Have you ever savored every side quest, polished every build and then felt a little cheated when the game’s ultimate showdown barely put up a fight? That’s the short version of the conversation around Clair Obscur: Expedition 33’s finale — a moment Sandfall Interactive didn’t quite anticipate, and many players still talk about.

Players did what RPG players do

Clair Obscur launched to rare acclaim and players rewarded its world by doing everything: optional dungeons, mini-games, the Endless Tower and the little mechanical delights that make a completionist’s calendar disappear. That extra grinding meant many parties arrived at the final fight significantly stronger than the developers intended.

"The only thing I regret is not making it clearer that if you want the intended difficulty for the boss, you have to go beat it now," lead game designer Michel Nohra told Edge (via other outlets). Lead programmer Tom Guillermin called the whole situation a surprise — the team didn’t expect this level of engagement and admits they were humbled by how much time people invested in the game.

Director Guillaume Broche went a step further, tracing the design choice to a lineage of PS1-era JRPG structure: give players an open final act where they can either sprint to the ending or clear side content first. "Maybe we made it a little bit too easy to get overpowered," Broche said, noting Final Fantasy 10 as an inspiration — in that game, it's famously possible to obliterate the last boss if you’ve overleveled.

Design, expectation and the aftermarket fixes

There are three overlapping truths here. First: experienced RPG players know what overlevelling does to boss fights; going in maxed out often makes climactic encounters feel like speedbumps. Second: some players prefer the narrative pace and actually want to see the ending with minimal interruption — a gentle escort through the finale. Third: Sandfall didn’t quite predict how many would clean up every nook and tackle optional bosses before the credits rolled.

For those who wanted more teeth, Sandfall and the community delivered. Post-launch DLC introduced truly punishing encounters and new zones (Verso’s Drafts and others) that satisfy players chasing difficulty. Fans also keep finding ways to self-impose challenge — or break the game in entertaining ways, from astronomical damage numbers to the bizarre eight-hour, 10,000-parry marathon a player once pulled off against a DLC boss.

But not every postgame solution earned universal praise. Some critics point to Simon — a putative ultimate test — as an example of difficulty that swings too far. Complaints include massive health pools, one-shot potential, unblockable moves and long, opaque combos that force players into exploitative or extremal builds just to survive. So while DLC and tower content plugged the gap for many, a few encounters still feel unevenly tuned.
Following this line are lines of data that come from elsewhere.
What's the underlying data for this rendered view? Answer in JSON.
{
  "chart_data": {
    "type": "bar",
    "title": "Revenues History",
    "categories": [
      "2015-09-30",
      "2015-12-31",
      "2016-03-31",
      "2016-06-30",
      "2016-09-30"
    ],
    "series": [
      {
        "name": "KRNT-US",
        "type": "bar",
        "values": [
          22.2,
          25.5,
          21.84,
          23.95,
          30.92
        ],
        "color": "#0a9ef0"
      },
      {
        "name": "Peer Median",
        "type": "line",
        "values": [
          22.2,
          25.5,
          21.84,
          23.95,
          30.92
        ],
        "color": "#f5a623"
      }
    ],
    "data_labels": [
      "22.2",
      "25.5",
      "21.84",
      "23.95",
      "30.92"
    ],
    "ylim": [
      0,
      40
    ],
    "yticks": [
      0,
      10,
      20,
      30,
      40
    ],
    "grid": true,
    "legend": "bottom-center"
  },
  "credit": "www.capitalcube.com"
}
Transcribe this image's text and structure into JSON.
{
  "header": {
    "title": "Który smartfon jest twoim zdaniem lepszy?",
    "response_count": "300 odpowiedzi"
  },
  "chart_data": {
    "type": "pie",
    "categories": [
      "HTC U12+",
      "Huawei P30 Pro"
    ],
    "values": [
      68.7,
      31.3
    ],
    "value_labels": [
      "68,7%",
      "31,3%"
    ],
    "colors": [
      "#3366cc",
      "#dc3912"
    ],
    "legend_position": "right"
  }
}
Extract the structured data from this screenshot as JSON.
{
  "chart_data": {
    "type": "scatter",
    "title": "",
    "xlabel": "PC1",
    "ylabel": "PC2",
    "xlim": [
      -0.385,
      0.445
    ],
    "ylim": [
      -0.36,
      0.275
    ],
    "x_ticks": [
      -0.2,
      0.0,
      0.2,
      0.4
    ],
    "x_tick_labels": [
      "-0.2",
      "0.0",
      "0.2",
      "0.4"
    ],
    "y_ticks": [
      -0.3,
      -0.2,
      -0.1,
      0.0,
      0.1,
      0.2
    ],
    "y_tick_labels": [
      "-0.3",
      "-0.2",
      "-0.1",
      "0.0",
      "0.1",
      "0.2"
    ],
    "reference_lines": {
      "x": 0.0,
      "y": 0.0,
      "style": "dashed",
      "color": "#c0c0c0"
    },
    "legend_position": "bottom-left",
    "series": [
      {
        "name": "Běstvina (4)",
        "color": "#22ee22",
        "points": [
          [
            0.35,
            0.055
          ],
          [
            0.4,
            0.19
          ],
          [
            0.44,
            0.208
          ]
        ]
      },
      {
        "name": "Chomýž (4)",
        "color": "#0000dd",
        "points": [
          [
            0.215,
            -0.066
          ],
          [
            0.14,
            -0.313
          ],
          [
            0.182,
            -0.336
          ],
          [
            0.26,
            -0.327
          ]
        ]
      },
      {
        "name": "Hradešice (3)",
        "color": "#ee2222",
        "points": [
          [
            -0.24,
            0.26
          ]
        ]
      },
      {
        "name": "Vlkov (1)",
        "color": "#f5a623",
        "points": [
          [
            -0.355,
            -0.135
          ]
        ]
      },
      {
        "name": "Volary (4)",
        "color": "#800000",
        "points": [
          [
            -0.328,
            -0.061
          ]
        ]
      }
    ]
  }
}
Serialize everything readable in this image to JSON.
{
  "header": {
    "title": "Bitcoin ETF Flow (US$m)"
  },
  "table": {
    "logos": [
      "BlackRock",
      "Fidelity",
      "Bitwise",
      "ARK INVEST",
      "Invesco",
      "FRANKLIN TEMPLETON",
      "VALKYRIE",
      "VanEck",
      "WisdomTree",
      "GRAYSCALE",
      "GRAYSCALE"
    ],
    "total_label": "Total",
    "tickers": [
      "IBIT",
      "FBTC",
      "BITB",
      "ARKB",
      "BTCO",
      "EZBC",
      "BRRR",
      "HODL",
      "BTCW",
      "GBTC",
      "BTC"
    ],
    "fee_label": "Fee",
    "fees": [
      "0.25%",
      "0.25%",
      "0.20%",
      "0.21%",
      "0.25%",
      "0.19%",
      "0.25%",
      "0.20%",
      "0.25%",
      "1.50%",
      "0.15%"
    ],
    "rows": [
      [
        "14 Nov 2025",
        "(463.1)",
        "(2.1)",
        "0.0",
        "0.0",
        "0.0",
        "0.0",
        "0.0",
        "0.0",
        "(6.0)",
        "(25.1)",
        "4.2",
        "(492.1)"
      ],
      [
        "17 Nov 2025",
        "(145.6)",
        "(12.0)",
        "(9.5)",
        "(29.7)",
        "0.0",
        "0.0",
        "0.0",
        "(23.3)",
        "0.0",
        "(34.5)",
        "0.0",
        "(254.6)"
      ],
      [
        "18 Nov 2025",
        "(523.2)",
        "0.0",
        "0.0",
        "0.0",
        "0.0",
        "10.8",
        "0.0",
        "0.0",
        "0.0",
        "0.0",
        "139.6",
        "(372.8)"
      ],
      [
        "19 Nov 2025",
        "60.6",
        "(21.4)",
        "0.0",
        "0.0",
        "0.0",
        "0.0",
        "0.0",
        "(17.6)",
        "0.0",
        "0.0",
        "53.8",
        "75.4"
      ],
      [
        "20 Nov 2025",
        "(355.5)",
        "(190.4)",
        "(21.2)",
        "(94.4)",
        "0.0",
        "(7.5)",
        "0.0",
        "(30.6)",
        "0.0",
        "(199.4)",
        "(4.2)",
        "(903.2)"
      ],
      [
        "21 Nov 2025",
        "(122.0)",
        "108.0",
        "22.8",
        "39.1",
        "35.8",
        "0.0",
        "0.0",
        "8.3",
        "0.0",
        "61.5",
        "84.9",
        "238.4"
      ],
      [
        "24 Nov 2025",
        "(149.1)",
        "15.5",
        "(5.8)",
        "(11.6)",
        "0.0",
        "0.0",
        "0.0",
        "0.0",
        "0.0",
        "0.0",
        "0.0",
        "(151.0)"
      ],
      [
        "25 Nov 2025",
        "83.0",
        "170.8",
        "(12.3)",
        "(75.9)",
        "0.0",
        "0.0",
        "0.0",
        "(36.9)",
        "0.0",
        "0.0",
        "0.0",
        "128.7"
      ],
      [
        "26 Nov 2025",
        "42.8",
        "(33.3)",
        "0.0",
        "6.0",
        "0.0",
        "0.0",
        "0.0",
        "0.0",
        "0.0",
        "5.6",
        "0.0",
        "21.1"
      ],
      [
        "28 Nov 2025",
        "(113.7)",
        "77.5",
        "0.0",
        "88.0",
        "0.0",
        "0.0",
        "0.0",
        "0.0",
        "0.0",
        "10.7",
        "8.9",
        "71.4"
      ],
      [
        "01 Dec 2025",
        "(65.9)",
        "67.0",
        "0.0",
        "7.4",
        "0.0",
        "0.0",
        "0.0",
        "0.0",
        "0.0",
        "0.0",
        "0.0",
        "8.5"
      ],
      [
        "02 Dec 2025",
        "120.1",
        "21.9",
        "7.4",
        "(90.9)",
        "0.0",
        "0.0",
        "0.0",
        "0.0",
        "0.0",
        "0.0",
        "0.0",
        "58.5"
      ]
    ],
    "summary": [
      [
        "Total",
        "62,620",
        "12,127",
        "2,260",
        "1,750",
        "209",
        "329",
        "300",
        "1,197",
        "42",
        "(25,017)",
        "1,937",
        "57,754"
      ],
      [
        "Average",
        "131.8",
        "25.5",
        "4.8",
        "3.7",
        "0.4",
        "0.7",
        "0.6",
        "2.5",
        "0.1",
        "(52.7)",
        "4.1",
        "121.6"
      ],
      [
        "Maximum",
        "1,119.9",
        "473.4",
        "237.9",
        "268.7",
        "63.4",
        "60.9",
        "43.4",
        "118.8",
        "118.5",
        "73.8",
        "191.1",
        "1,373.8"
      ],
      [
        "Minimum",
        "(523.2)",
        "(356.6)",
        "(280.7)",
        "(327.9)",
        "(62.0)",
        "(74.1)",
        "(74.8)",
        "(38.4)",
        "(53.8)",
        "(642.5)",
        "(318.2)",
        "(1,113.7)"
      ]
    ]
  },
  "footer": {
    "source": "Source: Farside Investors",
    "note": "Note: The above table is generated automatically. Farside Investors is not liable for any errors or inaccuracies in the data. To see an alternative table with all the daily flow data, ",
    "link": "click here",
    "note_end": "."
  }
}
Was it a mistake or a deliberate design choice?

Opinions split neatly along two lines. One camp says this is a design oversight: if you want a finale that tests the player you either need dynamic scaling, clearer signposting, or a final encounter gated against overlevelled parties. Michel Nohra acknowledged Sandfall "could have" explained the Act 3 choice better, and the studio seems to have learned to expect more exploration from players.

The other camp argues this is on-brand with the game’s inspirations and player expectations. A well-made story can be the real reward, and many players intentionally overlevel so the narrative plays out uninterrupted. Plus, better versions of the Renoir fight exist in the Endless Tower, and DLC created harder, more balanced tests like Osquio — meaning the purist experience isn’t lost.

What this means going forward

Sandfall’s candor is the interesting part. They didn’t hide behind patch notes or silence; they were surprised, reflective and open about the trade-offs they made. Expect future projects from teams who now know how a ravenous community will treat optional content: clearer in-game signposting, perhaps difficulty toggles, or a more explicit "if you want challenge, do X now" mechanic.

For players who want to reframe their next run as a true test, the community and the studio have given them tools — optional towers, new post-launch zones and the joyous, sometimes ridiculous self-imposed challenges that emerge when a game's systems are rich enough.

If your platform of choice is PlayStation and you want to stream or test builds on the go, there are new ways to access your library remotely — the PlayStation Portal now streams PS5 games to a handheld experience for some players who value portability over difficulty tuning. And for portable PC-style grinding, the Steam Deck’s new low-power download mode makes long sessions less battery-taxing if you like to camp optional dungeons before the finale and want the device to last through a climbing spree.

Clair Obscur’s finale flap is less a scandal and more a conversation about how modern designers balance player freedom, narrative pacing and difficulty curves. Sandfall underestimated how many people would embrace optional content — but they also built a world that players wanted to inhabit completely. That, for many, remains the point.

If you’re replaying with a mind to actually feel the original sting of Renoir, consider a run that postpones optional bosses until after the credits. Or don’t — part of the charm here is that players are free to choose their own climax. For a new console experience, some might even opt to pick up a PS5 Pro if they want to see the game at higher fidelity while they experiment with builds and mods.

Either way, debates about a boss being too easy or unfair aren’t indictments so much as evidence: players cared enough to notice. And in games, that’s usually the best kind of problem to have.